The numerical simulation of viscoelastic fluid flows is especially demanding. In addition to the classical difficulties encountered in Newtonian fluid flows, such as the pressure-velocity coupling, further challenges arise, including the strong non-linearity of constitutive models, elastic instabilities at low Reynolds numbers, elasto-inertial turbulence at high Reynolds numbers, and the long-standing high Weissenberg number problem (HWNP). Indeed, the HWNP has been regarded as a key challenge in computational rheology, and developing robust and stable numerical methods for simulating highly elastic fluid flows has become a major research subject. Beyond these fundamental aspects of polymer rheology, industrial applications introduce additional complexity, being characterised by multiphysics, multi-phase, and multi-domain interactions, and intricate geometries.

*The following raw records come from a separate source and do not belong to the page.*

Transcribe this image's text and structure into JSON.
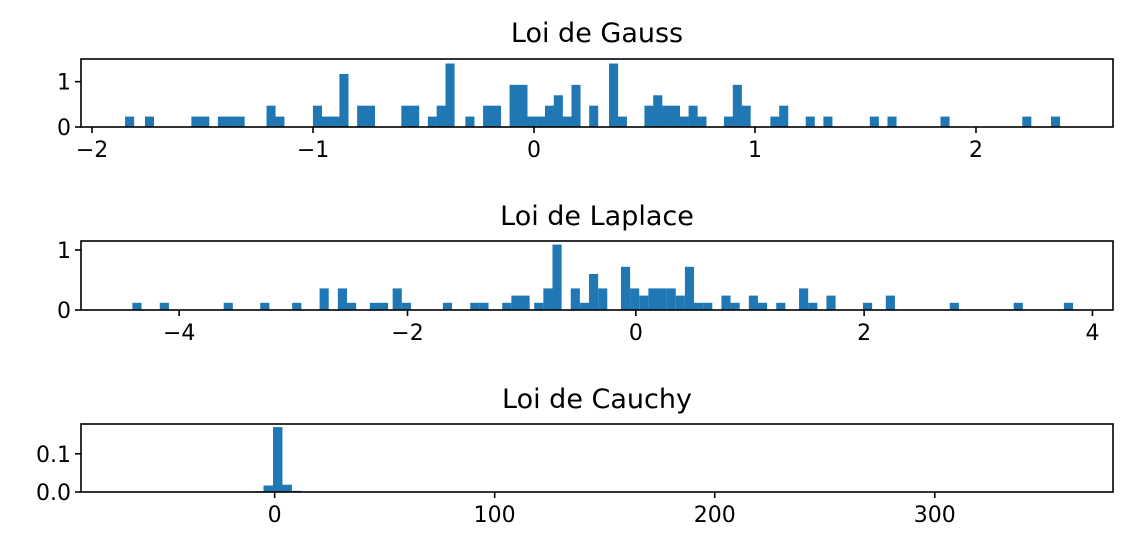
{
  "figure": {
    "bar_color": "#1f77b4"
  },
  "chart_data": [
    {
      "type": "bar",
      "title": "Loi de Gauss",
      "xlim": [
        -2.05,
        2.62
      ],
      "ylim": [
        0,
        1.5
      ],
      "xticks": [
        -2,
        -1,
        0,
        1,
        2
      ],
      "xtick_labels": [
        "−2",
        "−1",
        "0",
        "1",
        "2"
      ],
      "yticks": [
        0,
        1
      ],
      "ytick_labels": [
        "0",
        "1"
      ],
      "bin_width": 0.041,
      "bins": [
        {
          "x": -1.83,
          "y": 0.23
        },
        {
          "x": -1.74,
          "y": 0.23
        },
        {
          "x": -1.53,
          "y": 0.23
        },
        {
          "x": -1.49,
          "y": 0.23
        },
        {
          "x": -1.41,
          "y": 0.23
        },
        {
          "x": -1.37,
          "y": 0.23
        },
        {
          "x": -1.33,
          "y": 0.23
        },
        {
          "x": -1.19,
          "y": 0.47
        },
        {
          "x": -1.15,
          "y": 0.23
        },
        {
          "x": -0.98,
          "y": 0.47
        },
        {
          "x": -0.94,
          "y": 0.23
        },
        {
          "x": -0.9,
          "y": 0.23
        },
        {
          "x": -0.86,
          "y": 1.17
        },
        {
          "x": -0.78,
          "y": 0.47
        },
        {
          "x": -0.74,
          "y": 0.47
        },
        {
          "x": -0.58,
          "y": 0.47
        },
        {
          "x": -0.54,
          "y": 0.47
        },
        {
          "x": -0.46,
          "y": 0.23
        },
        {
          "x": -0.42,
          "y": 0.47
        },
        {
          "x": -0.38,
          "y": 1.4
        },
        {
          "x": -0.29,
          "y": 0.23
        },
        {
          "x": -0.21,
          "y": 0.47
        },
        {
          "x": -0.17,
          "y": 0.47
        },
        {
          "x": -0.09,
          "y": 0.93
        },
        {
          "x": -0.05,
          "y": 0.93
        },
        {
          "x": -0.01,
          "y": 0.23
        },
        {
          "x": 0.03,
          "y": 0.23
        },
        {
          "x": 0.07,
          "y": 0.47
        },
        {
          "x": 0.11,
          "y": 0.7
        },
        {
          "x": 0.15,
          "y": 0.23
        },
        {
          "x": 0.19,
          "y": 0.93
        },
        {
          "x": 0.27,
          "y": 0.47
        },
        {
          "x": 0.36,
          "y": 1.4
        },
        {
          "x": 0.4,
          "y": 0.23
        },
        {
          "x": 0.52,
          "y": 0.47
        },
        {
          "x": 0.56,
          "y": 0.7
        },
        {
          "x": 0.6,
          "y": 0.47
        },
        {
          "x": 0.64,
          "y": 0.47
        },
        {
          "x": 0.68,
          "y": 0.23
        },
        {
          "x": 0.72,
          "y": 0.47
        },
        {
          "x": 0.76,
          "y": 0.23
        },
        {
          "x": 0.88,
          "y": 0.23
        },
        {
          "x": 0.92,
          "y": 0.93
        },
        {
          "x": 0.96,
          "y": 0.47
        },
        {
          "x": 1.09,
          "y": 0.23
        },
        {
          "x": 1.13,
          "y": 0.47
        },
        {
          "x": 1.25,
          "y": 0.23
        },
        {
          "x": 1.33,
          "y": 0.23
        },
        {
          "x": 1.54,
          "y": 0.23
        },
        {
          "x": 1.62,
          "y": 0.23
        },
        {
          "x": 1.86,
          "y": 0.23
        },
        {
          "x": 2.23,
          "y": 0.23
        },
        {
          "x": 2.36,
          "y": 0.23
        }
      ]
    },
    {
      "type": "bar",
      "title": "Loi de Laplace",
      "xlim": [
        -4.86,
        4.18
      ],
      "ylim": [
        0,
        1.15
      ],
      "xticks": [
        -4,
        -2,
        0,
        2,
        4
      ],
      "xtick_labels": [
        "−4",
        "−2",
        "0",
        "2",
        "4"
      ],
      "yticks": [
        0,
        1
      ],
      "ytick_labels": [
        "0",
        "1"
      ],
      "bin_width": 0.08,
      "bins": [
        {
          "x": -4.37,
          "y": 0.12
        },
        {
          "x": -4.13,
          "y": 0.12
        },
        {
          "x": -3.57,
          "y": 0.12
        },
        {
          "x": -3.25,
          "y": 0.12
        },
        {
          "x": -2.97,
          "y": 0.12
        },
        {
          "x": -2.73,
          "y": 0.36
        },
        {
          "x": -2.57,
          "y": 0.36
        },
        {
          "x": -2.49,
          "y": 0.12
        },
        {
          "x": -2.29,
          "y": 0.12
        },
        {
          "x": -2.21,
          "y": 0.12
        },
        {
          "x": -2.09,
          "y": 0.36
        },
        {
          "x": -2.01,
          "y": 0.12
        },
        {
          "x": -1.65,
          "y": 0.12
        },
        {
          "x": -1.41,
          "y": 0.12
        },
        {
          "x": -1.33,
          "y": 0.12
        },
        {
          "x": -1.13,
          "y": 0.12
        },
        {
          "x": -1.05,
          "y": 0.24
        },
        {
          "x": -0.97,
          "y": 0.24
        },
        {
          "x": -0.85,
          "y": 0.12
        },
        {
          "x": -0.77,
          "y": 0.36
        },
        {
          "x": -0.69,
          "y": 1.09
        },
        {
          "x": -0.53,
          "y": 0.36
        },
        {
          "x": -0.45,
          "y": 0.12
        },
        {
          "x": -0.37,
          "y": 0.6
        },
        {
          "x": -0.29,
          "y": 0.36
        },
        {
          "x": -0.09,
          "y": 0.72
        },
        {
          "x": -0.01,
          "y": 0.36
        },
        {
          "x": 0.07,
          "y": 0.24
        },
        {
          "x": 0.15,
          "y": 0.36
        },
        {
          "x": 0.23,
          "y": 0.36
        },
        {
          "x": 0.31,
          "y": 0.36
        },
        {
          "x": 0.39,
          "y": 0.24
        },
        {
          "x": 0.47,
          "y": 0.72
        },
        {
          "x": 0.55,
          "y": 0.12
        },
        {
          "x": 0.63,
          "y": 0.12
        },
        {
          "x": 0.79,
          "y": 0.24
        },
        {
          "x": 0.87,
          "y": 0.12
        },
        {
          "x": 1.03,
          "y": 0.24
        },
        {
          "x": 1.11,
          "y": 0.12
        },
        {
          "x": 1.27,
          "y": 0.12
        },
        {
          "x": 1.47,
          "y": 0.36
        },
        {
          "x": 1.55,
          "y": 0.12
        },
        {
          "x": 1.71,
          "y": 0.24
        },
        {
          "x": 2.03,
          "y": 0.12
        },
        {
          "x": 2.23,
          "y": 0.24
        },
        {
          "x": 2.79,
          "y": 0.12
        },
        {
          "x": 3.35,
          "y": 0.12
        },
        {
          "x": 3.79,
          "y": 0.12
        }
      ]
    },
    {
      "type": "bar",
      "title": "Loi de Cauchy",
      "xlim": [
        -88,
        381
      ],
      "ylim": [
        0,
        0.178
      ],
      "xticks": [
        0,
        100,
        200,
        300
      ],
      "xtick_labels": [
        "0",
        "100",
        "200",
        "300"
      ],
      "yticks": [
        0,
        0.1
      ],
      "ytick_labels": [
        "0.0",
        "0.1"
      ],
      "bin_width": 4.3,
      "bins": [
        {
          "x": -7.2,
          "y": 0.002
        },
        {
          "x": -2.9,
          "y": 0.017
        },
        {
          "x": 1.4,
          "y": 0.17
        },
        {
          "x": 5.7,
          "y": 0.019
        },
        {
          "x": 10.0,
          "y": 0.003
        }
      ]
    }
  ]
}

As a result, simulations of viscoelastic fluid flows are not only computationally expensive but also prone to numerical breakdowns, often failing to yield reliable and physically admissible solutions.

Industries frequently resort to model simplifications and coarse discretisations to reduce computational costs, which compromises both the physical meaning and the numerical accuracy of simulations, resulting in longer development cycles and higher costs. Developing efficient and reliable numerical methods and algorithms for viscoelastic fluid flow simulations therefore carries not only scientific relevance from the fundamental physical viewpoint but also substantial economic and environmental impact on the competitiveness and sustainability of industries.